Layered perovskite oxide materials are good candidates for the potential synthesis of natural multiferroic materials. One approach is to choose a ferroelectric host and to incorporate a magnetically active species. The Aurivillius layered perovskites are chosen because most are ferroelectric. Described by the formula [Bi$_2$O$_2$][A$_{n-1}$B$_n$O$_{3n+1}$], they are formed by stacking Bi$_2$O$_2$ slabs with $n$ perovkitelike blocks. A ferroelectric prototype compound is Bi$_4$Ti$_3$O$_{12}$ (BIT), where bismuth also occupies the $A$ sites. Using first-principles calculations, we investigate here the three-layer Aurivillius Bi$_4$Mn$_3$O$_{12}$ (BIM) that results of substituting all Ti$^{4+}$ B-site cations in the BIT lattice by Mn$^{4+}$ cations.

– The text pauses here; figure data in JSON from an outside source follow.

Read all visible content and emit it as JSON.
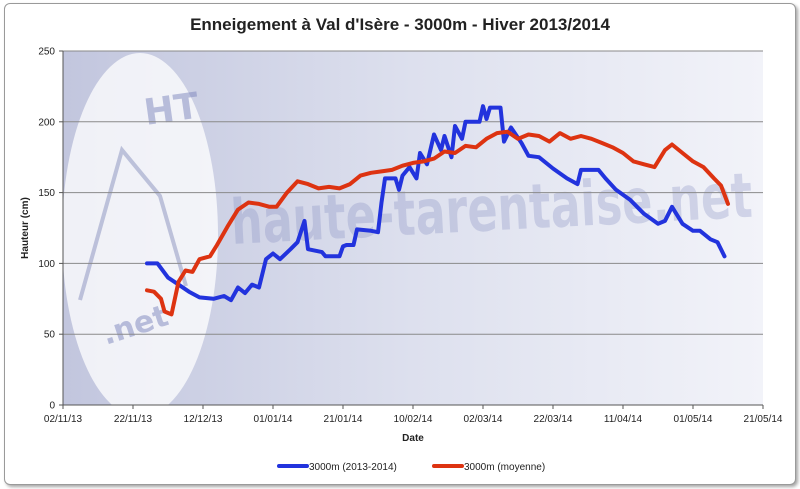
{
  "chart_data": {
    "type": "line",
    "title": "Enneigement à Val d'Isère - 3000m - Hiver 2013/2014",
    "xlabel": "Date",
    "ylabel": "Hauteur (cm)",
    "xlim": [
      "2013-11-02",
      "2014-05-21"
    ],
    "ylim": [
      0,
      250
    ],
    "x_ticks": [
      "02/11/13",
      "22/11/13",
      "12/12/13",
      "01/01/14",
      "21/01/14",
      "10/02/14",
      "02/03/14",
      "22/03/14",
      "11/04/14",
      "01/05/14",
      "21/05/14"
    ],
    "y_ticks": [
      "0",
      "50",
      "100",
      "150",
      "200",
      "250"
    ],
    "grid": "horizontal",
    "legend_position": "bottom",
    "watermark": "haute-tarentaise.net",
    "series": [
      {
        "name": "3000m (2013-2014)",
        "color": "#2233dd",
        "points": [
          [
            "2013-11-26",
            100
          ],
          [
            "2013-11-29",
            100
          ],
          [
            "2013-12-02",
            90
          ],
          [
            "2013-12-05",
            85
          ],
          [
            "2013-12-08",
            80
          ],
          [
            "2013-12-11",
            76
          ],
          [
            "2013-12-15",
            75
          ],
          [
            "2013-12-18",
            77
          ],
          [
            "2013-12-20",
            74
          ],
          [
            "2013-12-22",
            83
          ],
          [
            "2013-12-24",
            79
          ],
          [
            "2013-12-26",
            85
          ],
          [
            "2013-12-28",
            83
          ],
          [
            "2013-12-30",
            103
          ],
          [
            "2014-01-01",
            107
          ],
          [
            "2014-01-03",
            103
          ],
          [
            "2014-01-06",
            110
          ],
          [
            "2014-01-08",
            115
          ],
          [
            "2014-01-10",
            130
          ],
          [
            "2014-01-11",
            110
          ],
          [
            "2014-01-15",
            108
          ],
          [
            "2014-01-16",
            105
          ],
          [
            "2014-01-20",
            105
          ],
          [
            "2014-01-21",
            112
          ],
          [
            "2014-01-22",
            113
          ],
          [
            "2014-01-24",
            113
          ],
          [
            "2014-01-25",
            124
          ],
          [
            "2014-01-29",
            123
          ],
          [
            "2014-01-31",
            122
          ],
          [
            "2014-02-01",
            143
          ],
          [
            "2014-02-02",
            160
          ],
          [
            "2014-02-05",
            160
          ],
          [
            "2014-02-06",
            152
          ],
          [
            "2014-02-07",
            162
          ],
          [
            "2014-02-09",
            168
          ],
          [
            "2014-02-11",
            160
          ],
          [
            "2014-02-12",
            178
          ],
          [
            "2014-02-14",
            170
          ],
          [
            "2014-02-16",
            191
          ],
          [
            "2014-02-18",
            180
          ],
          [
            "2014-02-19",
            190
          ],
          [
            "2014-02-21",
            175
          ],
          [
            "2014-02-22",
            197
          ],
          [
            "2014-02-24",
            188
          ],
          [
            "2014-02-25",
            200
          ],
          [
            "2014-03-01",
            200
          ],
          [
            "2014-03-02",
            211
          ],
          [
            "2014-03-03",
            202
          ],
          [
            "2014-03-04",
            210
          ],
          [
            "2014-03-07",
            210
          ],
          [
            "2014-03-08",
            186
          ],
          [
            "2014-03-10",
            196
          ],
          [
            "2014-03-13",
            185
          ],
          [
            "2014-03-15",
            176
          ],
          [
            "2014-03-18",
            175
          ],
          [
            "2014-03-22",
            167
          ],
          [
            "2014-03-26",
            160
          ],
          [
            "2014-03-29",
            156
          ],
          [
            "2014-03-30",
            166
          ],
          [
            "2014-04-04",
            166
          ],
          [
            "2014-04-06",
            160
          ],
          [
            "2014-04-09",
            152
          ],
          [
            "2014-04-13",
            145
          ],
          [
            "2014-04-17",
            135
          ],
          [
            "2014-04-21",
            128
          ],
          [
            "2014-04-23",
            130
          ],
          [
            "2014-04-25",
            140
          ],
          [
            "2014-04-28",
            128
          ],
          [
            "2014-05-01",
            123
          ],
          [
            "2014-05-03",
            123
          ],
          [
            "2014-05-06",
            117
          ],
          [
            "2014-05-08",
            115
          ],
          [
            "2014-05-10",
            105
          ]
        ]
      },
      {
        "name": "3000m (moyenne)",
        "color": "#dd3311",
        "points": [
          [
            "2013-11-26",
            81
          ],
          [
            "2013-11-28",
            80
          ],
          [
            "2013-11-30",
            75
          ],
          [
            "2013-12-01",
            66
          ],
          [
            "2013-12-03",
            64
          ],
          [
            "2013-12-05",
            87
          ],
          [
            "2013-12-07",
            95
          ],
          [
            "2013-12-09",
            94
          ],
          [
            "2013-12-11",
            103
          ],
          [
            "2013-12-14",
            105
          ],
          [
            "2013-12-16",
            113
          ],
          [
            "2013-12-19",
            126
          ],
          [
            "2013-12-22",
            138
          ],
          [
            "2013-12-25",
            143
          ],
          [
            "2013-12-28",
            142
          ],
          [
            "2013-12-31",
            140
          ],
          [
            "2014-01-02",
            140
          ],
          [
            "2014-01-05",
            150
          ],
          [
            "2014-01-08",
            158
          ],
          [
            "2014-01-11",
            156
          ],
          [
            "2014-01-14",
            153
          ],
          [
            "2014-01-17",
            154
          ],
          [
            "2014-01-20",
            153
          ],
          [
            "2014-01-23",
            156
          ],
          [
            "2014-01-26",
            162
          ],
          [
            "2014-01-29",
            164
          ],
          [
            "2014-02-01",
            165
          ],
          [
            "2014-02-04",
            166
          ],
          [
            "2014-02-07",
            169
          ],
          [
            "2014-02-10",
            171
          ],
          [
            "2014-02-13",
            172
          ],
          [
            "2014-02-16",
            174
          ],
          [
            "2014-02-19",
            179
          ],
          [
            "2014-02-22",
            178
          ],
          [
            "2014-02-25",
            183
          ],
          [
            "2014-02-28",
            182
          ],
          [
            "2014-03-03",
            188
          ],
          [
            "2014-03-06",
            192
          ],
          [
            "2014-03-09",
            193
          ],
          [
            "2014-03-12",
            188
          ],
          [
            "2014-03-15",
            191
          ],
          [
            "2014-03-18",
            190
          ],
          [
            "2014-03-21",
            186
          ],
          [
            "2014-03-24",
            192
          ],
          [
            "2014-03-27",
            188
          ],
          [
            "2014-03-30",
            190
          ],
          [
            "2014-04-02",
            188
          ],
          [
            "2014-04-05",
            185
          ],
          [
            "2014-04-08",
            182
          ],
          [
            "2014-04-11",
            178
          ],
          [
            "2014-04-14",
            172
          ],
          [
            "2014-04-17",
            170
          ],
          [
            "2014-04-20",
            168
          ],
          [
            "2014-04-23",
            180
          ],
          [
            "2014-04-25",
            184
          ],
          [
            "2014-04-28",
            178
          ],
          [
            "2014-05-01",
            172
          ],
          [
            "2014-05-04",
            168
          ],
          [
            "2014-05-07",
            160
          ],
          [
            "2014-05-09",
            155
          ],
          [
            "2014-05-11",
            142
          ]
        ]
      }
    ]
  }
}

We report the structural instabilities in the high-symmetry tetragonal structure (space group symmetry $I4/mmm$). We find an unstable $E_u$ phonon mode, which mainly involves movements of the Bi ions in the perovskite $A$ sites with respect to the TiO$_6$ octahedra. This instability, also observed in non-magnetic BIT and associated to the in-plane electronic polarization, suggests the presence of ferroelectricity in BIM. We also explore different collinear spin orderings of the magnetic Mn atoms and its effect on the structural instabilities.